China will get the biggest increase in voting power at the International Monetary Fund when the global lender completes a long-awaited restructuring in 2011, the head of the IMF said on Tuesday (22 September).
In an interview with Reuters, IMF Managing Director Dominique Strauss-Kahn said European nations, which have resisted a dilution of their global economic clout in the IMF, increasingly recognised it was time for change.
“The Europeans understand it is time to move,” said Strauss-Kahn, a former French finance minister. “So, some European countries will be smaller, others will be larger.”
“The only big change will be China, and I think that is totally fair.”
European countries had previously rejected pressure from the United States to reduce the eight seats Europe occupies on the 24-member board. A suggestion of a merger to just one chair was a source of disagreement between EU finance ministers in July (EURACTIV 18/09/09).
The increase of China or India’s share on the board, however, was an agreeable amendment, European leaders said in a statement in which they also confirmed a 50 billion euro hike in their funding to the IMF.
China decision to address global imbalances
The United States has proposed a 5% shift in voting power from developed countries to some “dynamic” emerging economies. China could overtake France and Britain in IMF voting power. The main emerging economies have countered with a proposed 7% shift.
Strauss-Kahn said China, the world’s most powerful emerging nation, was ready to play a bigger role in the global financial system. The developed world now realises that letting China gain more influence in the IMF provides an incentive for Beijing to play a more constructive role in the international financial system.
“When they are recognised as a big player, they will play as a big player,” Strauss-Kahn added.
The shift in attitudes comes as the United States pushes for world leaders to work toward a more balanced global economy that involves China and other big exporters shifting their economies more toward domestic demand, while large debtor nations, particularly the United States, look to export more.
Washington is pressing leaders from the Group of 20 developed and emerging nations to agree on a “framework” for achieving better global balance at a meeting today and on Friday in Pittsburgh.
Coaxing a shift in saving
Asian countries, wary of the IMF’s handling of the Asian financial crisis in the 1990s, have amassed trillions of dollars in savings as insurance against a future crisis and to avoid having to turn to the IMF for help again.
Strauss-Kahn said a more representative IMF would give countries confidence the fund would be there for them in times of crisis, taking away an inducement to save.
“The question of global imbalances and governance are totally linked,” he said.
Some economists have blamed those high savings for contributing to the financial crisis. With the money sloshing around the global economy, interest rates remained unusually low, helping to build housing bubbles and pushing investors toward increasingly risky assets to generate better returns.

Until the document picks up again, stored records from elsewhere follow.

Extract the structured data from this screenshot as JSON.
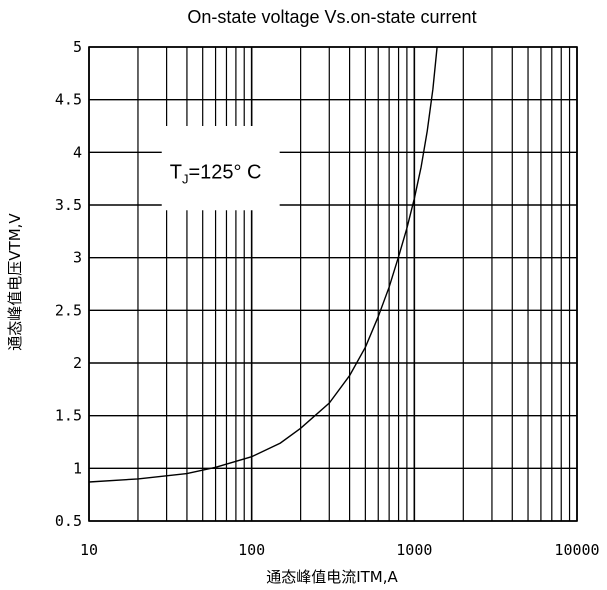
{
  "chart_data": {
    "type": "line",
    "title": "On-state voltage Vs.on-state current",
    "xlabel": "通态峰值电流ITM,A",
    "ylabel": "通态峰值电压VTM,V",
    "x_scale": "log",
    "xlim": [
      10,
      10000
    ],
    "ylim": [
      0.5,
      5
    ],
    "x_ticks": [
      "10",
      "100",
      "1000",
      "10000"
    ],
    "y_ticks": [
      "0.5",
      "1",
      "1.5",
      "2",
      "2.5",
      "3",
      "3.5",
      "4",
      "4.5",
      "5"
    ],
    "grid": true,
    "annotation": {
      "text_main": "T",
      "text_sub": "J",
      "text_rest": "=125° C"
    },
    "series": [
      {
        "x": [
          10,
          20,
          40,
          60,
          100,
          150,
          200,
          300,
          400,
          500,
          600,
          700,
          800,
          900,
          1000,
          1100,
          1200,
          1300,
          1380
        ],
        "y": [
          0.87,
          0.9,
          0.95,
          1.01,
          1.11,
          1.24,
          1.38,
          1.62,
          1.88,
          2.15,
          2.44,
          2.72,
          3.01,
          3.28,
          3.56,
          3.86,
          4.2,
          4.6,
          5.0
        ]
      }
    ]
  }
}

Under the US rebalancing proposal, G20 nations would assess each others’ policies. The IMF would be called upon to gauge the impact of those policies and report back twice a year with suggested adjustments.
Need for coordination
Strauss-Kahn said the G20 grouping of nations offered a unique forum to tackle imbalances, but warned political will for tough policy choices may fade once economies heal.

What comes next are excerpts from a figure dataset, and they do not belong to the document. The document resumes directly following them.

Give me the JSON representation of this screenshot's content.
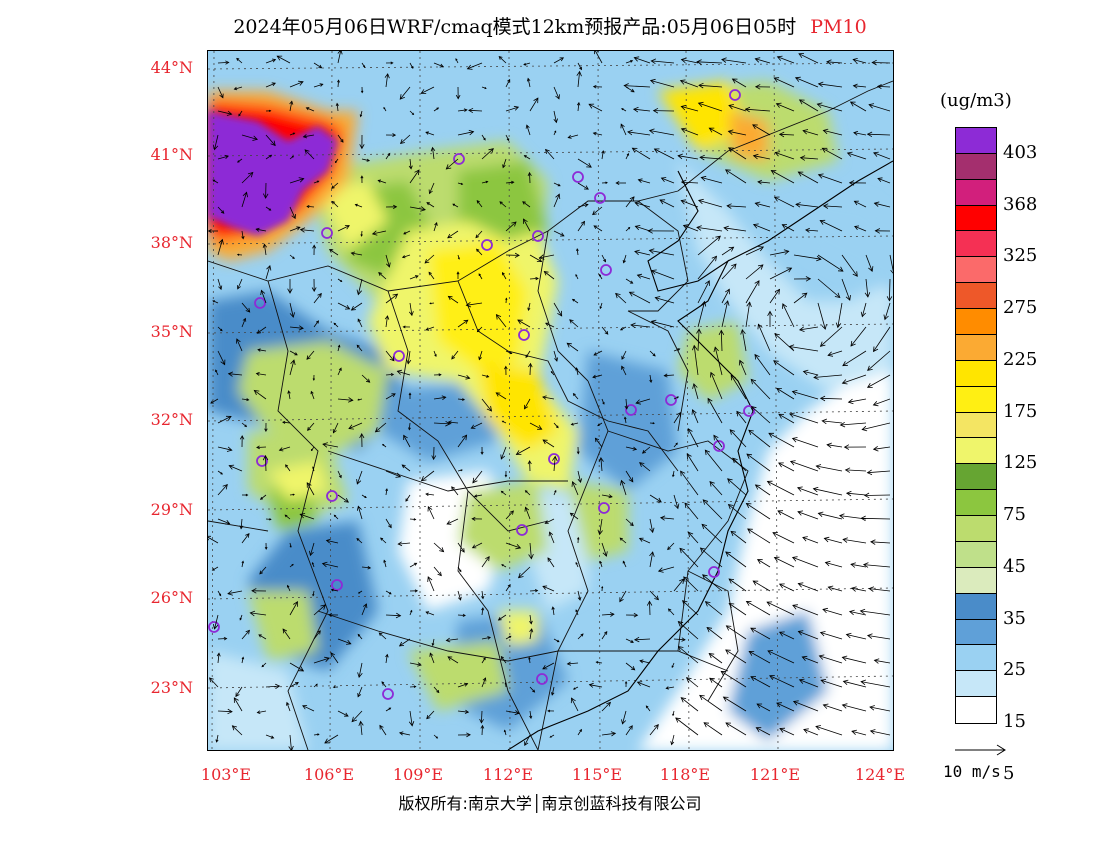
{
  "title": {
    "main": "2024年05月06日WRF/cmaq模式12km预报产品:05月06日05时",
    "pollutant": "PM10"
  },
  "lat_labels": [
    "44°N",
    "41°N",
    "38°N",
    "35°N",
    "32°N",
    "29°N",
    "26°N",
    "23°N"
  ],
  "lon_labels": [
    "103°E",
    "106°E",
    "109°E",
    "112°E",
    "115°E",
    "118°E",
    "121°E",
    "124°E"
  ],
  "legend": {
    "unit": "(ug/m3)",
    "levels": [
      {
        "label": "403",
        "color": "#8e2bd6",
        "top": "#7d22c9"
      },
      {
        "label": "368",
        "color": "#a8306b"
      },
      {
        "label": "325",
        "color": "#d41f7a"
      },
      {
        "label": "275",
        "color": "#ff0000"
      },
      {
        "label": "225",
        "color": "#f5294c"
      },
      {
        "label": "175",
        "color": "#fc6868"
      },
      {
        "label": "125",
        "color": "#f05a28"
      },
      {
        "label": "75",
        "color": "#ff8a00"
      },
      {
        "label": "45",
        "color": "#fba830"
      },
      {
        "label": "35",
        "color": "#ffe600"
      },
      {
        "label": "25",
        "color": "#ffef00"
      },
      {
        "label": "15",
        "color": "#f3e65a"
      },
      {
        "label": "5",
        "color": "#eef562"
      }
    ],
    "colors": [
      "#8d2bd6",
      "#a42f6e",
      "#d21f7c",
      "#ff0000",
      "#f53054",
      "#fb6a6a",
      "#ee5829",
      "#ff8c00",
      "#fbaa33",
      "#ffe500",
      "#ffef13",
      "#f4e563",
      "#eff56b",
      "#66a532",
      "#8cc63f",
      "#bcdc6e",
      "#bfe08a",
      "#dbebbd",
      "#4a8cc9",
      "#5fa0d8",
      "#9ad1f2",
      "#c6e7f8",
      "#ffffff"
    ],
    "labels": [
      "403",
      "368",
      "325",
      "275",
      "225",
      "175",
      "125",
      "75",
      "45",
      "35",
      "25",
      "15",
      "5"
    ]
  },
  "wind_reference": {
    "label": "10 m/s"
  },
  "copyright": "版权所有:南京大学│南京创蓝科技有限公司"
}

“This kind of coordination is needed to solve the global imbalances. What is at stake is whether this coordination lasts after the crisis or not, or whether everybody will go back to their own domestic political problems.”
He said it was not too soon to tackle imbalances as long as the global recovery is properly nurtured and governments don’t withdraw support for their economies too soon.
The imbalances were “a problem before the crisis, during the crisis and will be a problem after the crisis. So it is not too soon to deal with it,” Strauss-Kahn said.
“Moreover, part of what has been done during the crisis may change the rules of the game both for countries with big surpluses and countries having big deficits.”
He said part of the solution for ensuring more balanced global growth would be for China to rely less on exports to drive its economy and more on domestic demand, adding that China needed to let its currency rise in value.
“We still believe the renminbi is undervalued,” Strauss-Kahn said.
He noted that in the United States the crisis had already prompted some rebalancing, with a big drop in household wealth encouraging more saving and less consumption.